Data Centers Facilitate Disaster Recovery

Gaining a competitive advantage through data center development, or building a relationship with a vendor, is a top priority for financial institutions. But banks and other entities need to engage in wise data center deployment for another reason: natural and manmade disasters.

Following the events of 9/11, many banks and other financial services companies chose to achieve "geographic diversity" for their data centers by relocating them outside New York City proper. A similar situation happened in the wake of Hurricane Sandy. Data centers which weren't moved from storm- and flood-prone areas outright were hardened against future disruptions with retrofits to their power and communication systems.

Financial companies operating with a risk-conscious mindset need data center specialists and IT architects who understand threats like these and who know how to deploy data centers strategically.

Data Centers Are Vital for Compliance

When regulations are working as intended, they help keep financial institutions honest, transparent and focused on the well-being of the customer rather than exclusively on their own profitability. Compliance with financial sector regulatory requirements — and general privacy measures like GDPR — is another reason why data centers and data center expertise are essential in modern banking.

In 2017, New York State implemented what was then a national first: it required financial institutions with a presence in the state to design risk-based data management platforms with customer data protection as a first-order priority.

Programs like these require banks and similar businesses to collect, securely store, analyze, and deliver notifications about fraud, cybercrime and other types of customer harm in as close to real-time as possible. The goal is to perform ongoing risk assessments — but doing so requires regular access to secure data stores.
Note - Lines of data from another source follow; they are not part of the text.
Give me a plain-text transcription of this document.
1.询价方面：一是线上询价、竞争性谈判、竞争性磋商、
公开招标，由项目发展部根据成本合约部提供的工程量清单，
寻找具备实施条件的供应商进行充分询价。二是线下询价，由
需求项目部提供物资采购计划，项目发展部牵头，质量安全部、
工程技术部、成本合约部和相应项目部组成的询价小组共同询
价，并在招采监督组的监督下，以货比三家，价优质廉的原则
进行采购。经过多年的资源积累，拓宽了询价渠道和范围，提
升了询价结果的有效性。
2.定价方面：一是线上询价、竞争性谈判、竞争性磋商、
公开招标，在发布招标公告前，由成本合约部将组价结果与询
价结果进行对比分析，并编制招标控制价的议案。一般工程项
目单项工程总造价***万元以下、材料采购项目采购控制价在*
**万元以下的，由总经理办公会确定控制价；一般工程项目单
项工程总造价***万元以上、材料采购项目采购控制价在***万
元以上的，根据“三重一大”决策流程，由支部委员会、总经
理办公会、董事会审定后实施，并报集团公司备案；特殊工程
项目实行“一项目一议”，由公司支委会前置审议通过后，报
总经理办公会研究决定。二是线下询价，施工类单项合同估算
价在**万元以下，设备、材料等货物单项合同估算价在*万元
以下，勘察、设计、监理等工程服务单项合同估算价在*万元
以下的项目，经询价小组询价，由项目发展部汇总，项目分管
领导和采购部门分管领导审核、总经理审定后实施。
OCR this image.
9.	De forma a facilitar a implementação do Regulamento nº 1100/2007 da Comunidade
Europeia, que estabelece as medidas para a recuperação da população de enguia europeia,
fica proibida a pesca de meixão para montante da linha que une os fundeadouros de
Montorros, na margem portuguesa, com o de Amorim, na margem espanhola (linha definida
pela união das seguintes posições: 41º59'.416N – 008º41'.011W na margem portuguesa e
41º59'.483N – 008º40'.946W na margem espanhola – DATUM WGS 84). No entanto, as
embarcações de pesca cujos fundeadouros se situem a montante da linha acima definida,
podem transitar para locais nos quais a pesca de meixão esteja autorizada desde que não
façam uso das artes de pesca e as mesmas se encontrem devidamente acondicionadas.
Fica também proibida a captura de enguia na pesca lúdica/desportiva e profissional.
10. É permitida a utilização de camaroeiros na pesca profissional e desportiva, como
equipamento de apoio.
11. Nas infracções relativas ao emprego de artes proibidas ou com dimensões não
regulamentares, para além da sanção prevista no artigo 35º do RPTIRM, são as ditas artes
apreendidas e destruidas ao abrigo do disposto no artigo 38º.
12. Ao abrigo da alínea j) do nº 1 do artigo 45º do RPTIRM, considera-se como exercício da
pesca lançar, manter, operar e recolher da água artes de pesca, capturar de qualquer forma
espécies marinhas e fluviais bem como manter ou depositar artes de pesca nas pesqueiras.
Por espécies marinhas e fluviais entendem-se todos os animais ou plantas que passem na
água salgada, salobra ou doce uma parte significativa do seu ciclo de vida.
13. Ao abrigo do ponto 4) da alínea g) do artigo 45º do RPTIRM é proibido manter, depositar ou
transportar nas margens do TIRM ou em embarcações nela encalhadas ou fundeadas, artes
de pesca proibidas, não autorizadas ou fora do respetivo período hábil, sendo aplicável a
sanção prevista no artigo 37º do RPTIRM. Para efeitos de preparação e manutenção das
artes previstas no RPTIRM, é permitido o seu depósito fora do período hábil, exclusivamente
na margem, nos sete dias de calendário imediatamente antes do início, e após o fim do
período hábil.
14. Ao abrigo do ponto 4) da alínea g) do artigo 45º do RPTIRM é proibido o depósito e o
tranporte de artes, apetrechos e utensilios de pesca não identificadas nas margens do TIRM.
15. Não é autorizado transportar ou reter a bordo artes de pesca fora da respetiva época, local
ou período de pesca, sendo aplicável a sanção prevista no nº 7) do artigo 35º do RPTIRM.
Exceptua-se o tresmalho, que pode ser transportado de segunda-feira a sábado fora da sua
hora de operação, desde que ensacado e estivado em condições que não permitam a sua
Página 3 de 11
That means data centers. In addition to helping institutions collect real-time data related to security, data centers also help banks and traders securely store these records and retain them for as long as current regulations require.

Data Centers Power Future Technologies

The case for data centers in banking is a strong one. But it also means training in the technological aspects of modern banking needs to be an even stronger focus in the financial sector going forward. Traders, accountants and bankers already have to wear a variety of hats to do their jobs competently while remaining in compliance, from auditing and fraud prevention to tax preparation and payroll management.

Banking institutions need to invest in data center talent that sees the larger picture — not just for today, but also for the future. Because situating data centers and choosing colocation partners strategically is just the beginning.

Blockchain is an emerging technology that represents the future of "trustless" exchanges of information and value. It requires networks of data centers functioning as "nodes" in the shared ledger. But major institutions already see the lack of talent cultivation in this area as a potential pain point that may impede its rollout.

Artificial intelligence is another major technological opportunity, and concern, for the banking sector. Rudimentary AI already performs some of that high-frequency trading we discussed earlier. But in the future, AI will be even more important as a means to personalize banking products and identify sources of risk faster than humans can alone. But AI needs vast stores of data to act upon, or else it can't reach meaningful conclusions. And data needs a home.

Some of the biggest names in banking today have been around since stagecoaches. But the need for real-time data-gathering tools and strategically placed data centers means the whole field is changing and modernizing before our eyes.

Committing to "investing in technology" isn't the whole story — banks today also need to make sure their culture and hiring practices are built from the ground up to emphasize ongoing learning and skill development.

In other words, they need people who understand the technologies that keep our money and our economy working for us.